Finite Gröbner bases for quantum symmetric groups
Leonard Schmitz, Marcel Wack
TL;DR
The paper proves that the two-sided ideal $I_n$ defining Wang's algebraic quantum symmetric group admits a finite, monic, reduced Gröbner basis $G_n$ for all $n\ge 4$, with cardinality $4n^3-15n^2+16n-2$, enabling a decidable word problem in $\mathfrak S_n$. The authors develop a constructive proof via interreduction to a compact generating set, introduce orthogonal refinements, and assemble a full Gröbner basis from a controlled set of overlaps, verifying all cases through Buchberger-type criteria and Gröbner certificates. To manage the large, parameterized computations, they implement a general computational framework in OSCAR that reduces the problem to a $\mathbb{Z}$-module with logically independent predicates, and certify key reductions (notably $\mathsf{rwel}_{23}$) using predicate-based preimages.

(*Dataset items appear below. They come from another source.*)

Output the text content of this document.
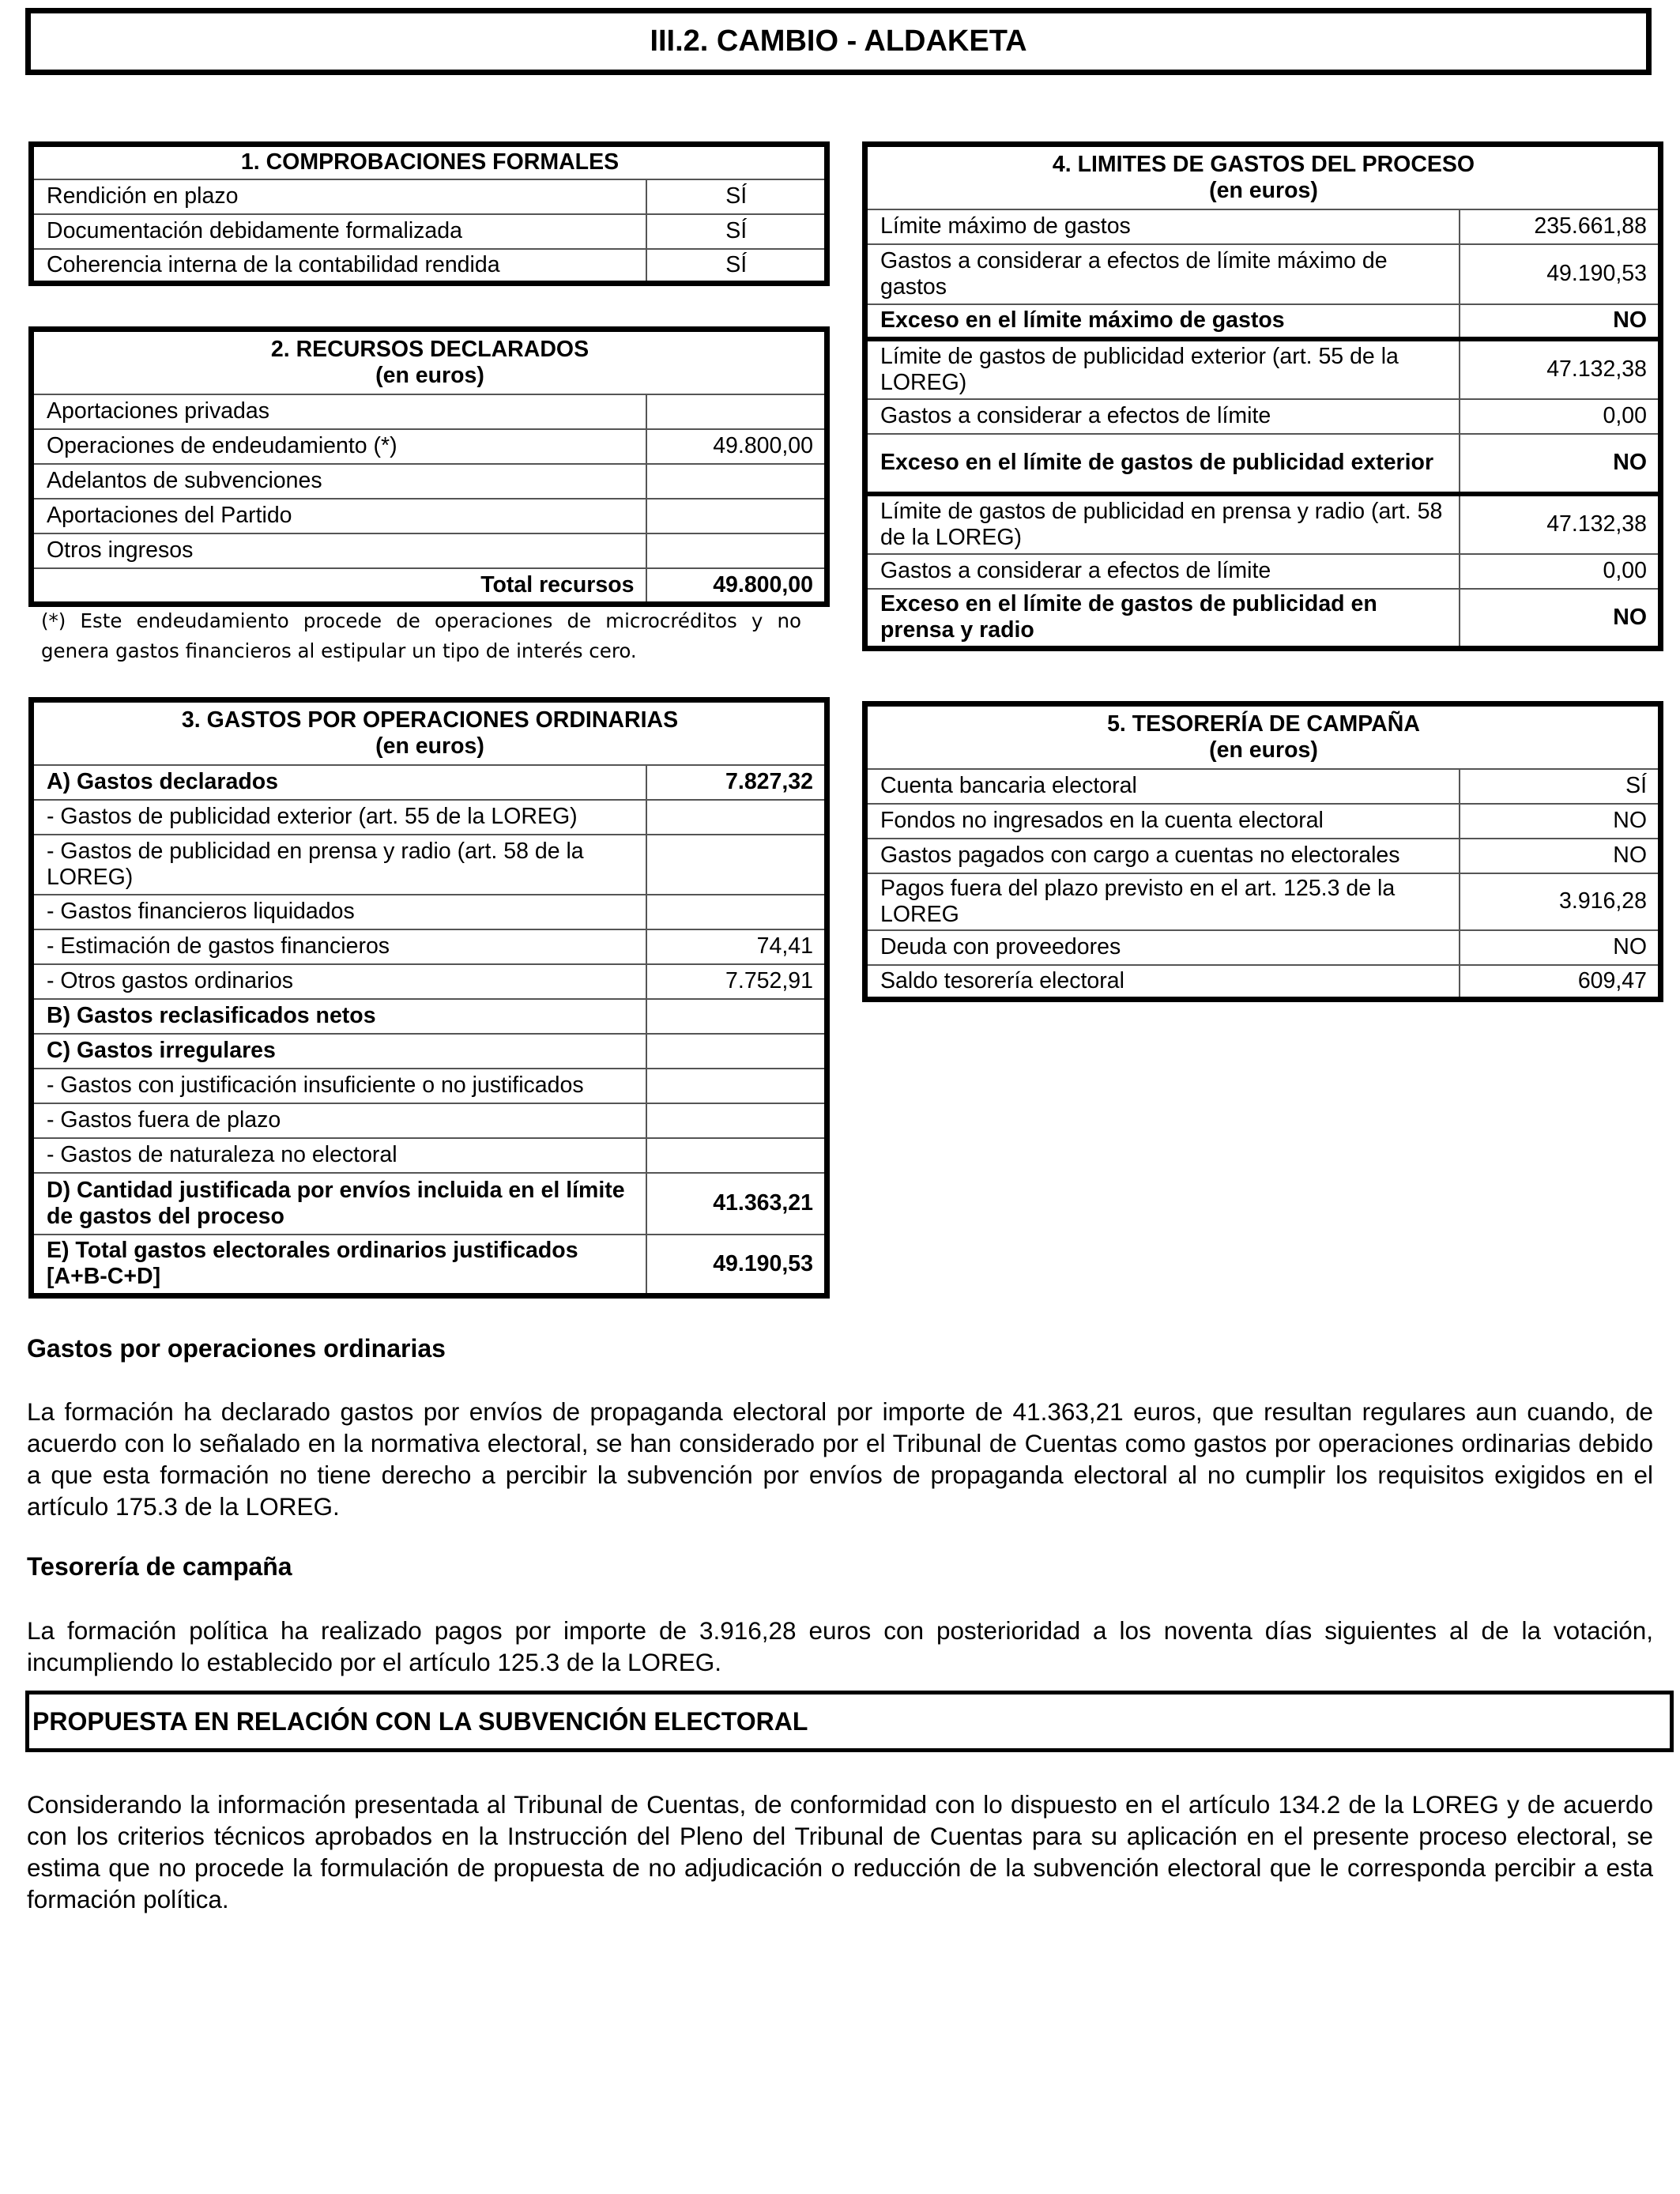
III.2. CAMBIO - ALDAKETA
1. COMPROBACIONES FORMALES	
Rendición en plazo	SÍ
Documentación debidamente formalizada	SÍ
Coherencia interna de la contabilidad rendida	SÍ
2. RECURSOS DECLARADOS
(en euros)	
Aportaciones privadas	
Operaciones de endeudamiento (*)	49.800,00
Adelantos de subvenciones	
Aportaciones del Partido	
Otros ingresos	
Total recursos	49.800,00
(*) Este endeudamiento procede de operaciones de microcréditos y no genera gastos financieros al estipular un tipo de interés cero.
3. GASTOS POR OPERACIONES ORDINARIAS
(en euros)	
A) Gastos declarados	7.827,32
- Gastos de publicidad exterior (art. 55 de la LOREG)	
- Gastos de publicidad en prensa y radio (art. 58 de la LOREG)	
- Gastos financieros liquidados	
- Estimación de gastos financieros	74,41
- Otros gastos ordinarios	7.752,91
B) Gastos reclasificados netos	
C) Gastos irregulares	
- Gastos con justificación insuficiente o no justificados	
- Gastos fuera de plazo	
- Gastos de naturaleza no electoral	
D) Cantidad justificada por envíos incluida en el límite de gastos del proceso	41.363,21
E) Total gastos electorales ordinarios justificados [A+B-C+D]	49.190,53
4. LIMITES DE GASTOS DEL PROCESO
(en euros)	
Límite máximo de gastos	235.661,88
Gastos a considerar a efectos de límite máximo de gastos	49.190,53
Exceso en el límite máximo de gastos	NO
Límite de gastos de publicidad exterior (art. 55 de la LOREG)	47.132,38
Gastos a considerar a efectos de límite	0,00
Exceso en el límite de gastos de publicidad exterior	NO
Límite de gastos de publicidad en prensa y radio (art. 58 de la LOREG)	47.132,38
Gastos a considerar a efectos de límite	0,00
Exceso en el límite de gastos de publicidad en prensa y radio	NO
5. TESORERÍA DE CAMPAÑA
(en euros)	
Cuenta bancaria electoral	SÍ
Fondos no ingresados en la cuenta electoral	NO
Gastos pagados con cargo a cuentas no electorales	NO
Pagos fuera del plazo previsto en el art. 125.3 de la LOREG	3.916,28
Deuda con proveedores	NO
Saldo tesorería electoral	609,47
Gastos por operaciones ordinarias
La formación ha declarado gastos por envíos de propaganda electoral por importe de 41.363,21 euros, que resultan regulares aun cuando, de acuerdo con lo señalado en la normativa electoral, se han considerado por el Tribunal de Cuentas como gastos por operaciones ordinarias debido a que esta formación no tiene derecho a percibir la subvención por envíos de propaganda electoral al no cumplir los requisitos exigidos en el artículo 175.3 de la LOREG.
Tesorería de campaña
La formación política ha realizado pagos por importe de 3.916,28 euros con posterioridad a los noventa días siguientes al de la votación, incumpliendo lo establecido por el artículo 125.3 de la LOREG.
PROPUESTA EN RELACIÓN CON LA SUBVENCIÓN ELECTORAL
Considerando la información presentada al Tribunal de Cuentas, de conformidad con lo dispuesto en el artículo 134.2 de la LOREG y de acuerdo con los criterios técnicos aprobados en la Instrucción del Pleno del Tribunal de Cuentas para su aplicación en el presente proceso electoral, se estima que no procede la formulación de propuesta de no adjudicación o reducción de la subvención electoral que le corresponda percibir a esta formación política.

The result is a scalable, closed-form basis for an entire family of non-trivial ideals, with potential implications for quantum symmetry problems in matroids and related combinatorial structures, and it opens avenues for efficient decision procedures in non-commutative quotient algebras.
Abstract
Non-commutative Gröbner bases of two-sided ideals are not necessarily finite. Motivated by this, we provide a closed-form description of a finite and reduced Gröbner bases for the two-sided ideal used in the construction of Wangs quantum symmetric group. In particular, this proves that the word problem for quantum symmetric groups is decidable.